You'll Be Okay: My Life with Jack Kerouac is, for anyone with an interest in Jack Kerouac and the leading members of the Beat Generation group of writers and artists, a fascinating story of how they lived in wartime New York City during the early 1940s. Edie herself was married to Kerouac between 1944 and 1948.
I confess to knowing little about Jack Kerouac and not having read any of his books. But a couple of years ago, I went to see the movie 'Kill Your Darlings' which was centered on the college days of the earliest members of the Beat Generation: Kerouac, Allen Ginsberg, William Burroughs, and Lucien Carr, whose murder of David Kammerer in August 1944 - an old acquaintance from St. Louis who had an overweening attraction to Carr and stalked him - is at the heart of that movie. I enjoyed the movie, which reminded me of "You'll Be Okay", which I had purchased at BORDERS a few years earlier, but had yet to read. Now having read it, I enjoyed Edie Parker's reminiscences on an era (the 1940s) that fascinates me to no end. She made the New York of that time as she experienced it so tangibly real to me. Most of her friends were then in their early 20s and they wanted to LIVE and experienced to the full all that life afforded them.

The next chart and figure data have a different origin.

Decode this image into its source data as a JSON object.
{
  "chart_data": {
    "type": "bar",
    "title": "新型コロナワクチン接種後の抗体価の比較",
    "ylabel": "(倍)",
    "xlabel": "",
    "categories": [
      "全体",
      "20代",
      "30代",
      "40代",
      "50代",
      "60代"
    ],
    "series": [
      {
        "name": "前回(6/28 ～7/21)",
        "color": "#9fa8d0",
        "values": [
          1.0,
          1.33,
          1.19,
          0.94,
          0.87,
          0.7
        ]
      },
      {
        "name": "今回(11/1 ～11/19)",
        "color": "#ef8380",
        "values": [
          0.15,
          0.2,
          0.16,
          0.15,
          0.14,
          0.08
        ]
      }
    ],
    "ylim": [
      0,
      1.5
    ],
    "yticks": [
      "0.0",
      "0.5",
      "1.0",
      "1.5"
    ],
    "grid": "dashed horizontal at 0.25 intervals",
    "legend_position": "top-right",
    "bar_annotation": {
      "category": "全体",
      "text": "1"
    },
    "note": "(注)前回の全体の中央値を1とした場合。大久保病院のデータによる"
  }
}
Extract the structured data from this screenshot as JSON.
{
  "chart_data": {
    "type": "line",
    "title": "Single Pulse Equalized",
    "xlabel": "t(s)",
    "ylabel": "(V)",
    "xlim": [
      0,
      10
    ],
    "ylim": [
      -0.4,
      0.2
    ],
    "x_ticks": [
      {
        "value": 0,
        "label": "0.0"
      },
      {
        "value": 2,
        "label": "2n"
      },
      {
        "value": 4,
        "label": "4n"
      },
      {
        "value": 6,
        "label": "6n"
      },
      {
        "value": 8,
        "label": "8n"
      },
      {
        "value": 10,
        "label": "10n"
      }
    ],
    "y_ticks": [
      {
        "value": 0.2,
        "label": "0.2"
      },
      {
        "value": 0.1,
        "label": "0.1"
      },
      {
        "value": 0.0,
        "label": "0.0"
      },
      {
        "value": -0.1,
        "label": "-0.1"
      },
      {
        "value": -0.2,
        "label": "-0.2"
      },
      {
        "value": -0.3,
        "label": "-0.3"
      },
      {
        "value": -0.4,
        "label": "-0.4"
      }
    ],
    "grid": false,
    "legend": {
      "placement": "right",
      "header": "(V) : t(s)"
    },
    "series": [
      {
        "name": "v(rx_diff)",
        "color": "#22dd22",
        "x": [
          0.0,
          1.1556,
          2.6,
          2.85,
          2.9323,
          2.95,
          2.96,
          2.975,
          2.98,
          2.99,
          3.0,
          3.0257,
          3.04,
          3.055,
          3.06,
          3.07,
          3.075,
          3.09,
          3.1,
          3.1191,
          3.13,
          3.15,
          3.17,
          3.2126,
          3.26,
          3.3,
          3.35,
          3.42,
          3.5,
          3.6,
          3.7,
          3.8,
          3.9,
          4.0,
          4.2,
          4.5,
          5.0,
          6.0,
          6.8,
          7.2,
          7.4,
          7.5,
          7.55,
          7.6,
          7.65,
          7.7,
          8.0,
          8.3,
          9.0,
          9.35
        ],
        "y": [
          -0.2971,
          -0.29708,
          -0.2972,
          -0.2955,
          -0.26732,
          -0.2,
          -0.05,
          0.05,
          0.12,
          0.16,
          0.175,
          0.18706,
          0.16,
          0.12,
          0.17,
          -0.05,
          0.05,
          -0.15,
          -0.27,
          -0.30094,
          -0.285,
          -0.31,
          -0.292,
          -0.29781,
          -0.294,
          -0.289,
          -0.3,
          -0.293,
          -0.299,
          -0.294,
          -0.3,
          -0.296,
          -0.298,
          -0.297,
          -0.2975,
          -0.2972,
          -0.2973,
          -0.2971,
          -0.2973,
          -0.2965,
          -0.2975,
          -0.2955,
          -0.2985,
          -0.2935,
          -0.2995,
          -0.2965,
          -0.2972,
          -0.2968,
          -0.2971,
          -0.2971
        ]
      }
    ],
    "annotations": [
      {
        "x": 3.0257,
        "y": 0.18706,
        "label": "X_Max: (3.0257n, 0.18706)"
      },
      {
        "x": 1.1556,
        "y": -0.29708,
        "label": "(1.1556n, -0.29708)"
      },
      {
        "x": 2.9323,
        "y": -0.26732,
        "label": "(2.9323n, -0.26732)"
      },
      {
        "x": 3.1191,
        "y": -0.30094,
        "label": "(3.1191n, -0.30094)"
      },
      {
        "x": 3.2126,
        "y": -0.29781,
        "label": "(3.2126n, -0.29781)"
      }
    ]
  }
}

And as most of them (with the exception of Kerouac who had entered Colombia University on a football scholarship in 1940) came from affluent backgrounds, they were free --- wartime rationing and privations notwithstanding --- to live and work in New York, then as now one of the most colorful and exciting cities on Earth.
Thus, for its nostalgic value, I give You'll Be Okay: My Life with Jack Kerouac FIVE STARS.